Scopri gli orari dello sciopero ATM Milano del 26 giugno 2026: possibili stop per metro, bus e tram, fasce di garanzia
Milano si prepara a una nuova giornata di possibili disagi sul fronte del trasporto pubblico. Lo sciopero Atm Milano 26 giugno rischia infatti di complicare gli spostamenti di migliaia di persone tra pendolari, lavoratori e studenti che ogni giorno utilizzano la rete cittadina.
La protesta è stata confermata dall’Azienda Trasporti Milanesi e interesserà l’intera giornata di venerdì 26 giugno. A indire l’agitazione è il sindacato Confial Trasporti, che ha proclamato uno stop di 24 ore destinato ad avere ripercussioni sul servizio di metropolitane, autobus e tram.
Chi dovrà muoversi in città è quindi invitato a pianificare gli spostamenti con anticipo, verificando eventuali aggiornamenti e tenendo conto delle fasce orarie in cui il servizio potrebbe subire interruzioni o riduzioni.
Sciopero Atm Milano 26 giugno: le fasce di garanzia
Secondo quanto comunicato da Atm, il servizio sarà garantito soltanto in alcune finestre orarie.
Le linee metropolitane M1, M2, M3, M4 e M5, così come autobus e tram, potrebbero non essere operative dalle 8.45 alle 15.00 e successivamente dalle 18.00 fino al termine del servizio.
Di conseguenza, le fasce considerate sicure per viaggiare saranno due:
- dall’inizio del servizio fino alle 8.45;
- dalle 15.00 alle 18.00.
Al di fuori di questi orari la circolazione dei mezzi potrebbe risultare irregolare o essere sospesa, in funzione dell’adesione dei lavoratori allo sciopero.

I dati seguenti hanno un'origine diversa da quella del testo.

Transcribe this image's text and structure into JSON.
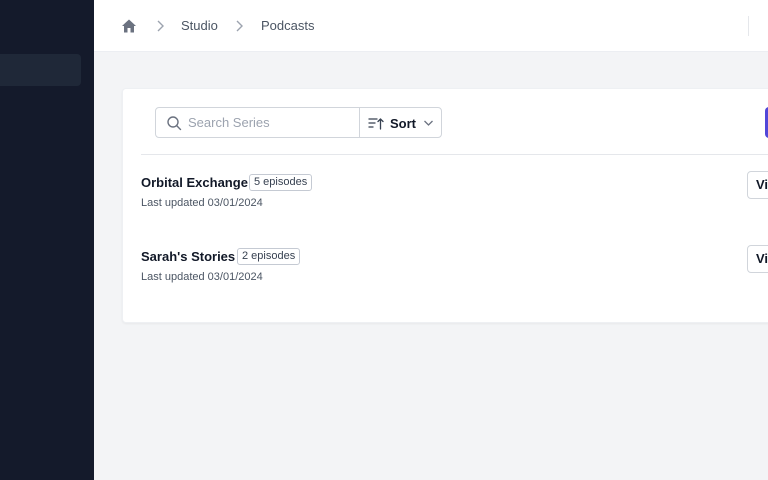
{
  "breadcrumb": {
    "home_icon": "home-icon",
    "items": [
      "Studio",
      "Podcasts"
    ]
  },
  "toolbar": {
    "search_placeholder": "Search Series",
    "sort_label": "Sort"
  },
  "series": [
    {
      "title": "Orbital Exchange",
      "episodes": "5 episodes",
      "updated": "Last updated 03/01/2024",
      "action": "View"
    },
    {
      "title": "Sarah's Stories",
      "episodes": "2 episodes",
      "updated": "Last updated 03/01/2024",
      "action": "View"
    }
  ],
  "colors": {
    "sidebar": "#141a2b",
    "primary": "#5146d8"
  }
}
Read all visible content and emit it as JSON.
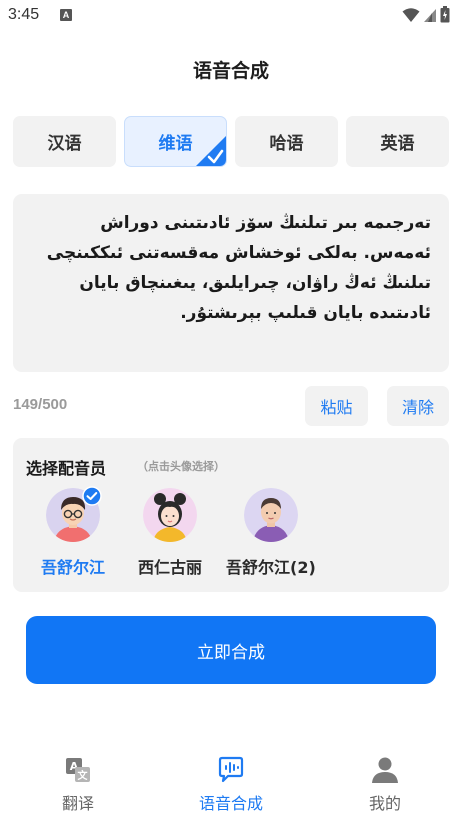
{
  "status": {
    "time": "3:45",
    "notification_badge": "A"
  },
  "header": {
    "title": "语音合成"
  },
  "languages": [
    {
      "label": "汉语",
      "selected": false
    },
    {
      "label": "维语",
      "selected": true
    },
    {
      "label": "哈语",
      "selected": false
    },
    {
      "label": "英语",
      "selected": false
    }
  ],
  "editor": {
    "text": "تەرجىمە بىر تىلنىڭ سۆز ئادىتىنى دوراش ئەمەس. بەلكى ئوخشاش مەقسەتنى ئىككىنچى تىلنىڭ ئەڭ راۋان، چىرايلىق، يىغىنچاق بايان ئادىتىدە بايان قىلىپ بېرىشتۇر.",
    "char_count": "149/500",
    "paste_label": "粘贴",
    "clear_label": "清除"
  },
  "voices": {
    "title": "选择配音员",
    "hint": "（点击头像选择）",
    "speakers": [
      {
        "name": "吾舒尔江",
        "selected": true,
        "avatar_icon": "man-glasses-avatar"
      },
      {
        "name": "西仁古丽",
        "selected": false,
        "avatar_icon": "woman-buns-avatar"
      },
      {
        "name": "吾舒尔江(2)",
        "selected": false,
        "avatar_icon": "man-avatar"
      }
    ]
  },
  "actions": {
    "synthesize_label": "立即合成"
  },
  "nav": {
    "items": [
      {
        "label": "翻译",
        "icon": "translate-icon",
        "active": false
      },
      {
        "label": "语音合成",
        "icon": "speech-bubble-icon",
        "active": true
      },
      {
        "label": "我的",
        "icon": "person-icon",
        "active": false
      }
    ]
  },
  "colors": {
    "accent": "#1176f5",
    "panel": "#f2f2f2",
    "muted": "#9a9a9a"
  }
}
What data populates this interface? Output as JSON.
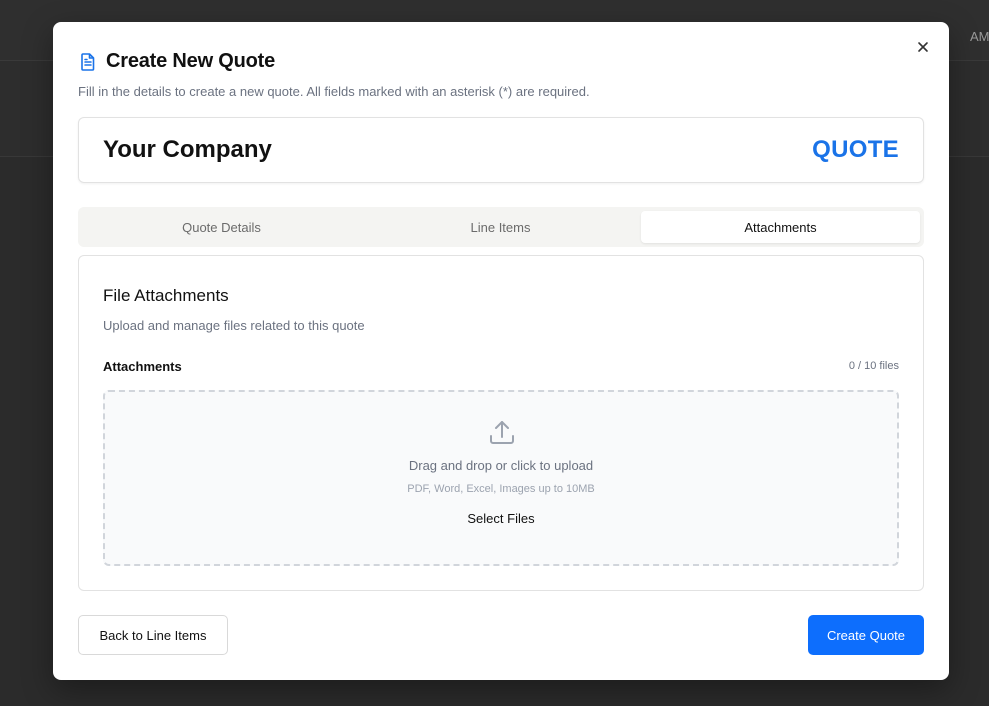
{
  "background": {
    "peek_text": "AM"
  },
  "modal": {
    "title": "Create New Quote",
    "subtitle": "Fill in the details to create a new quote. All fields marked with an asterisk (*) are required.",
    "title_icon": "document-icon",
    "close_icon": "close-icon"
  },
  "company": {
    "name": "Your Company",
    "doc_type": "QUOTE"
  },
  "tabs": [
    {
      "label": "Quote Details",
      "active": false
    },
    {
      "label": "Line Items",
      "active": false
    },
    {
      "label": "Attachments",
      "active": true
    }
  ],
  "attachments": {
    "section_title": "File Attachments",
    "section_desc": "Upload and manage files related to this quote",
    "field_label": "Attachments",
    "file_count": "0 / 10 files",
    "dropzone": {
      "icon": "upload-icon",
      "text": "Drag and drop or click to upload",
      "hint": "PDF, Word, Excel, Images up to 10MB",
      "button": "Select Files"
    }
  },
  "footer": {
    "back_label": "Back to Line Items",
    "create_label": "Create Quote"
  },
  "colors": {
    "accent": "#0d6efd",
    "quote_blue": "#1a73e8",
    "overlay": "#2b2b2b"
  }
}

Come avviene in occasione di ogni mobilitazione sindacale, infatti, l’effettiva entità dei disagi sarà legata al numero di dipendenti che decideranno di partecipare alla protesta.
Metro, autobus e tram: cosa succede
La giornata di venerdì potrebbe rivelarsi particolarmente delicata per chi si sposta all’interno del capoluogo lombardo.
La rete Atm rappresenta infatti uno dei principali sistemi di trasporto urbano del Paese e ogni rallentamento si traduce inevitabilmente in maggior traffico sulle strade e tempi di percorrenza più lunghi.
Le criticità potrebbero riguardare non solo il centro città, ma anche le aree periferiche e i collegamenti con le principali stazioni ferroviarie. Per molti pendolari sarà quindi fondamentale organizzare percorsi alternativi o valutare partenze anticipate rispetto agli orari abituali.
Particolare attenzione andrà riservata alle ore di punta del mattino e della sera, quando la domanda di trasporto pubblico è generalmente più elevata.
A rischio anche la funicolare Como-Brunate
Lo sciopero potrebbe avere effetti anche oltre i confini di Milano.
Tra i servizi coinvolti figura infatti la funicolare Como-Brunate, anch’essa gestita da Atm. In questo caso il servizio potrebbe non essere garantito nella fascia compresa tra le 8.30 e le 16.30 e successivamente dopo le 19.30, fino alla conclusione delle corse previste in giornata.
Anche per i turisti e i visitatori che avevano programmato una visita nell’area del lago di Como sarà quindi opportuno verificare la situazione prima di mettersi in viaggio.
Le ragioni della protesta
Alla base della mobilitazione ci sono diverse richieste avanzate dal sindacato Confial Trasporti.
Tra i temi indicati figurano la sicurezza del personale a contatto con il pubblico, i tempi di percorrenza dei mezzi di superficie e le difficoltà legate alla viabilità urbana. Sul tavolo ci sono inoltre questioni organizzative che riguardano i turni di lavoro, soprattutto quelli notturni, e la necessità di garantire pause adeguate agli operatori.
Tra le rivendicazioni trovano spazio anche la richiesta di nuovi spazi destinati al ristoro del personale presso capolinea e centri linea, oltre al tema degli aumenti salariali, che resta uno dei punti centrali della vertenza.
La protesta si inserisce in un quadro più ampio di tensioni che da mesi interessano il settore del trasporto pubblico locale in diverse città italiane.
Per i cittadini, intanto, l’appuntamento da segnare sul calendario resta quello di venerdì 26 giugno, una giornata che potrebbe mettere alla prova la mobilità milanese e richiedere qualche accorgimento in più per raggiungere il posto di lavoro o gli impegni programmati.